SWIM/SURF

The Book of Judith: Going Goth With New Swim Collection

Brightly colored bikinis and summery swimwear are not for every woman, said Los Angeles designer Candice Cuoco, who was a “Project Runway” finalist and has a label with a reputation for making made-to-measure leather jackets and corsets.

Cuoco introduced her label’s first swim line, The Book of Judith, for the woman who does not fit into any of the standard swim looks designed by many labels.

There are a number of women who don’t want to play the ingénue and look like they are posing for a swimsuit pictorial at a beachside resort. There are others who don’t want swimwear’s sturdy, athletic looks either.

Cuoco thought her kind of woman would be interested in another aesthetic associated more with Goth nightclubs instead of swim parties.

“There’s a darker, romantic side, which my line is known for,” Cuoco said. “The images in this line tell a story in themselves. It’s about triumph through loss,” she said about persevering through adversity.
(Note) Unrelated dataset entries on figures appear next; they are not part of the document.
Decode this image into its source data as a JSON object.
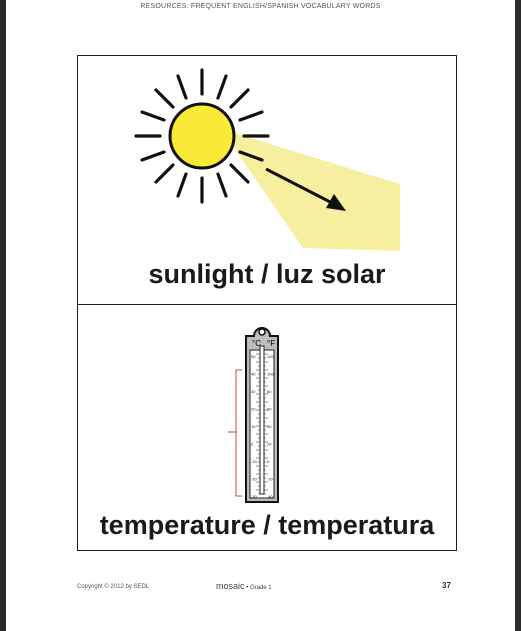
{
  "header": {
    "title": "RESOURCES: FREQUENT ENGLISH/SPANISH VOCABULARY WORDS"
  },
  "cards": [
    {
      "caption": "sunlight / luz solar",
      "icon": "sun-icon"
    },
    {
      "caption": "temperature / temperatura",
      "icon": "thermometer-icon",
      "scale_c": "°C",
      "scale_f": "°F",
      "c_ticks": [
        "50",
        "40",
        "30",
        "20",
        "10",
        "0",
        "-10",
        "-20",
        "-30"
      ],
      "f_ticks": [
        "120",
        "100",
        "80",
        "60",
        "40",
        "20",
        "0",
        "-20",
        "-40"
      ]
    }
  ],
  "footer": {
    "copyright": "Copyright © 2012 by SEDL",
    "program": "mosaic",
    "grade": " • Grade 1",
    "page_number": "37"
  }
}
The Book of Judith was introduced last year during Miami Swim Week in Miami Beach, Fla. Since its debut, it’s been a work in progress as Cuoco introduces new pieces to the now 14-piece line. She relies on customers telling her what they like and what they’d drop from the line.

Mostly through social media, fans told her to cut string bikinis. “People don’t come to Candice Cuoco for simple. They come for the depth, the romance and the design,” she said.

The influences of Cuoco’s swim line veer sharply from swimwear’s typical obsessions with sun and good times. The line was named after the biblical heroine Judith, who liberated her people by ingratiating herself with a general from an invading army. Later, she chopped off the general’s head.

The swimwear’s prints were inspired by the blue-and-gray woodcuts of 19th-century French artist Gustave Doré, who was famous for his artwork depicting literary epic scenes from Cervantes’s “Don Quixote” and Dante’s “Inferno.”

Cuoco printed the designs on swim fabric with the Epson SureColor F-Series dye-sublimation printer.

The line’s silhouettes include triangle bikini tops. There are also bikini tops shaped like the mid-20th-century bullet bra that actress Jayne Mansfield helped popularize in the 1950s and Madonna wore during her 1990 “Blonde Ambition” world tour.

Cuoco made the bullet top her own by sewing custom stitching on the bullet bra–style tops. Another one of The Book of Judith’s pieces resembles a corset.

Retail prices for the collection, sold at candicecuoco.com/shop, range from $95 to $125.